Quante cose che è stato per me Il giardino dei Finzi-Contini.
Ferrara prima del 1938, gli anni del fascismo più roboante e parolaio a cui ancora non è stato presentato il conto. Ubriacatura di proclami, slavina di promesse che non saranno mantenute. La quiete prima della tempesta, assai peggiore della quiete dopo la tempesta.
Quella casa della borghesia ebrea, quelle mura che sembrano preservare dalle offese del tempo e della storia. Le partite di tennis, le merende all'aria aperta, la musica che gonfia le vele delle emozioni. Come se tutto fosse allo stesso modo di sempre. Come se anche il futuro dovesse bussare alla porta con discrezione e rispetto.
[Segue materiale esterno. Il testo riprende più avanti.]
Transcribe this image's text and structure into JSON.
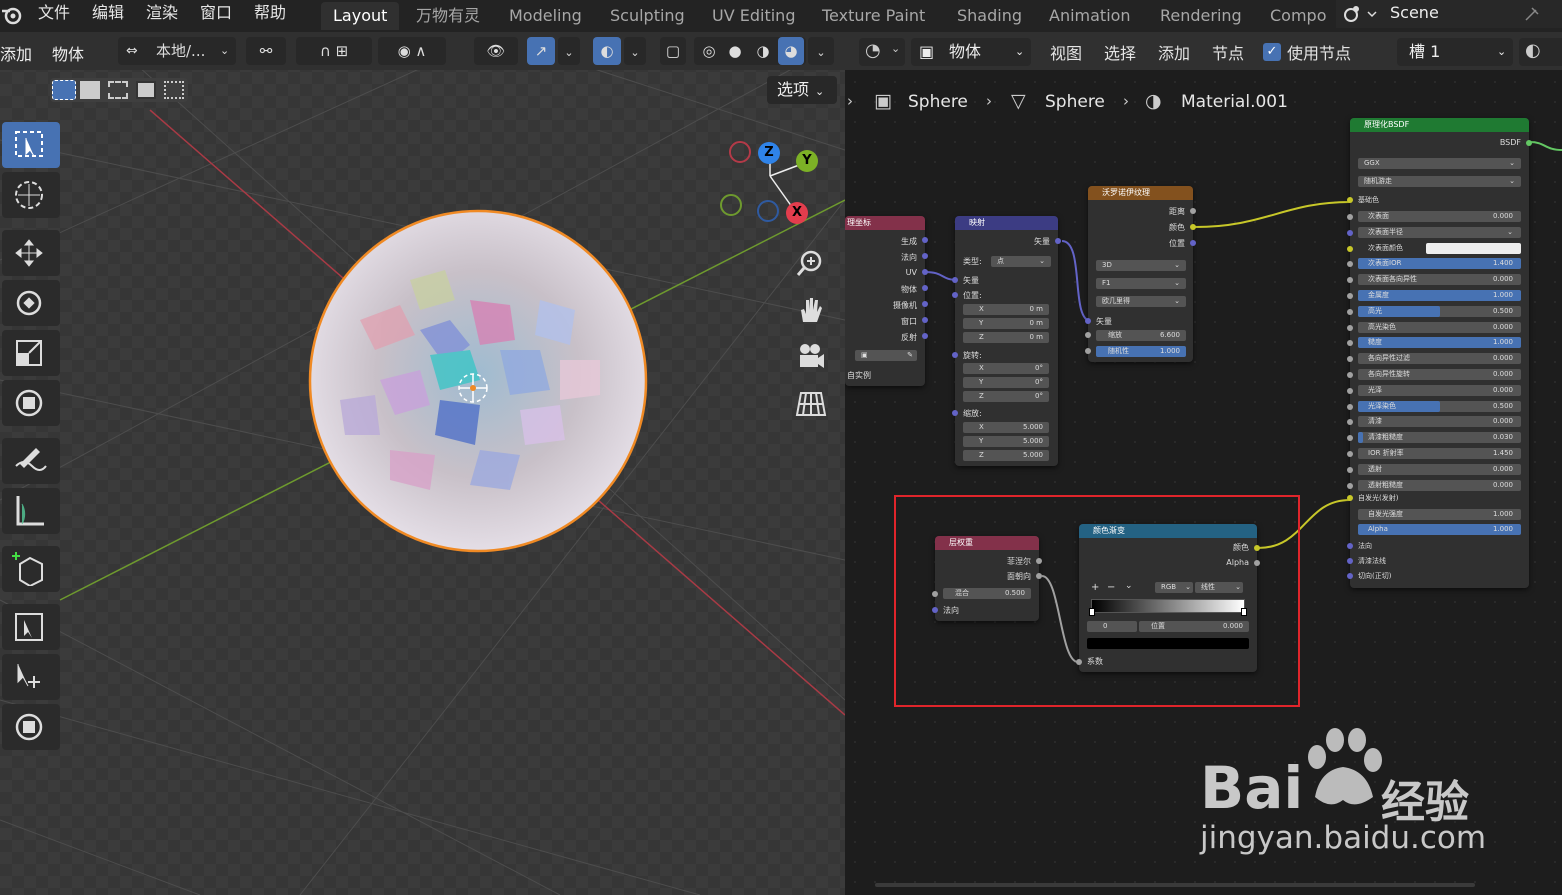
{
  "menu": {
    "file": "文件",
    "edit": "编辑",
    "render": "渲染",
    "window": "窗口",
    "help": "帮助"
  },
  "workspaces": [
    "Layout",
    "万物有灵",
    "Modeling",
    "Sculpting",
    "UV Editing",
    "Texture Paint",
    "Shading",
    "Animation",
    "Rendering",
    "Compo"
  ],
  "scene": {
    "name": "Scene"
  },
  "viewport": {
    "mode_add": "添加",
    "mode_object": "物体",
    "transform": "本地/...",
    "options": "选项",
    "gizmo": {
      "x": "X",
      "y": "Y",
      "z": "Z"
    }
  },
  "node_editor": {
    "object_dropdown": "物体",
    "view": "视图",
    "select": "选择",
    "add": "添加",
    "node": "节点",
    "use_nodes": "使用节点",
    "slot": "槽 1",
    "breadcrumb": [
      "Sphere",
      "Sphere",
      "Material.001"
    ]
  },
  "nodes": {
    "texcoord": {
      "title": "理坐标",
      "outputs": [
        "生成",
        "法向",
        "UV",
        "物体",
        "摄像机",
        "窗口",
        "反射"
      ],
      "instancer": "自实例"
    },
    "mapping": {
      "title": "映射",
      "out": "矢量",
      "type_label": "类型:",
      "type_value": "点",
      "vector": "矢量",
      "location": "位置:",
      "rotation": "旋转:",
      "scale": "缩放:",
      "loc": [
        [
          "X",
          "0 m"
        ],
        [
          "Y",
          "0 m"
        ],
        [
          "Z",
          "0 m"
        ]
      ],
      "rot": [
        [
          "X",
          "0°"
        ],
        [
          "Y",
          "0°"
        ],
        [
          "Z",
          "0°"
        ]
      ],
      "scl": [
        [
          "X",
          "5.000"
        ],
        [
          "Y",
          "5.000"
        ],
        [
          "Z",
          "5.000"
        ]
      ]
    },
    "voronoi": {
      "title": "沃罗诺伊纹理",
      "outputs": [
        "距离",
        "颜色",
        "位置"
      ],
      "dim": "3D",
      "feature": "F1",
      "metric": "欧几里得",
      "vector": "矢量",
      "scale_label": "缩放",
      "scale_value": "6.600",
      "rand_label": "随机性",
      "rand_value": "1.000"
    },
    "layerweight": {
      "title": "层权重",
      "outputs": [
        "菲涅尔",
        "面朝向"
      ],
      "blend_label": "混合",
      "blend_value": "0.500",
      "normal": "法向"
    },
    "colorramp": {
      "title": "颜色渐变",
      "outputs": [
        "颜色",
        "Alpha"
      ],
      "plus": "+",
      "minus": "−",
      "mode": "RGB",
      "interp": "线性",
      "index": "0",
      "pos_label": "位置",
      "pos_value": "0.000",
      "fac": "系数"
    },
    "bsdf": {
      "title": "原理化BSDF",
      "out": "BSDF",
      "dist": "GGX",
      "sss": "随机游走",
      "base": "基础色",
      "rows": [
        {
          "l": "次表面",
          "v": "0.000",
          "f": 0
        },
        {
          "l": "次表面半径",
          "v": "",
          "f": 0,
          "drop": true
        },
        {
          "l": "次表面颜色",
          "v": "",
          "f": 0,
          "color": true
        },
        {
          "l": "次表面IOR",
          "v": "1.400",
          "f": 1
        },
        {
          "l": "次表面各向异性",
          "v": "0.000",
          "f": 0
        },
        {
          "l": "金属度",
          "v": "1.000",
          "f": 1
        },
        {
          "l": "高光",
          "v": "0.500",
          "f": 0.5
        },
        {
          "l": "高光染色",
          "v": "0.000",
          "f": 0
        },
        {
          "l": "糙度",
          "v": "1.000",
          "f": 1
        },
        {
          "l": "各向异性过滤",
          "v": "0.000",
          "f": 0
        },
        {
          "l": "各向异性旋转",
          "v": "0.000",
          "f": 0
        },
        {
          "l": "光泽",
          "v": "0.000",
          "f": 0
        },
        {
          "l": "光泽染色",
          "v": "0.500",
          "f": 0.5
        },
        {
          "l": "清漆",
          "v": "0.000",
          "f": 0
        },
        {
          "l": "清漆粗糙度",
          "v": "0.030",
          "f": 0.03
        },
        {
          "l": "IOR 折射率",
          "v": "1.450",
          "f": 0
        },
        {
          "l": "透射",
          "v": "0.000",
          "f": 0
        },
        {
          "l": "透射粗糙度",
          "v": "0.000",
          "f": 0
        }
      ],
      "emission": "自发光(发射)",
      "emit_strength_l": "自发光强度",
      "emit_strength_v": "1.000",
      "alpha_l": "Alpha",
      "alpha_v": "1.000",
      "normal": "法向",
      "clearcoat_normal": "清漆法线",
      "tangent": "切向(正切)"
    }
  },
  "watermark": {
    "brand": "Bai",
    "brand2": "经验",
    "url": "jingyan.baidu.com"
  },
  "colors": {
    "accent": "#4772b3",
    "highlight_box": "#e0252b",
    "socket_yellow": "#c7c729",
    "socket_purple": "#6363c7",
    "socket_gray": "#a1a1a1"
  }
}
La bella Micòl, imprendibile per il ragazzo taciturno e introverso, quasi un intruso. I capelli di rame che si sciolgono come un sogno di felicità. Il sorriso che nasconde parole non dette, più enigma che complicità. Il lampo di una possibilità che rimane tale e che accompagnerà tutta la vita che rimane davanti. L'occasione perduta che non si ripresenterà.
E poi il rimpianto di un amore che non c'è stato che si mescola ai fatti troppo veri della storia. Perché questo è il libro che più di tutti mi parla dell'orrore della Shoah in realtà senza parlarne mai, fermandosi prima. Forse proprio per questo: perché accorda il terribile senso della sparizione allo scorrere delle stagioni della vita.
Non c'è bisogno di anniversari per ritrovare un libro che merita, magari abbandonato da troppo tempo su uno scaffale.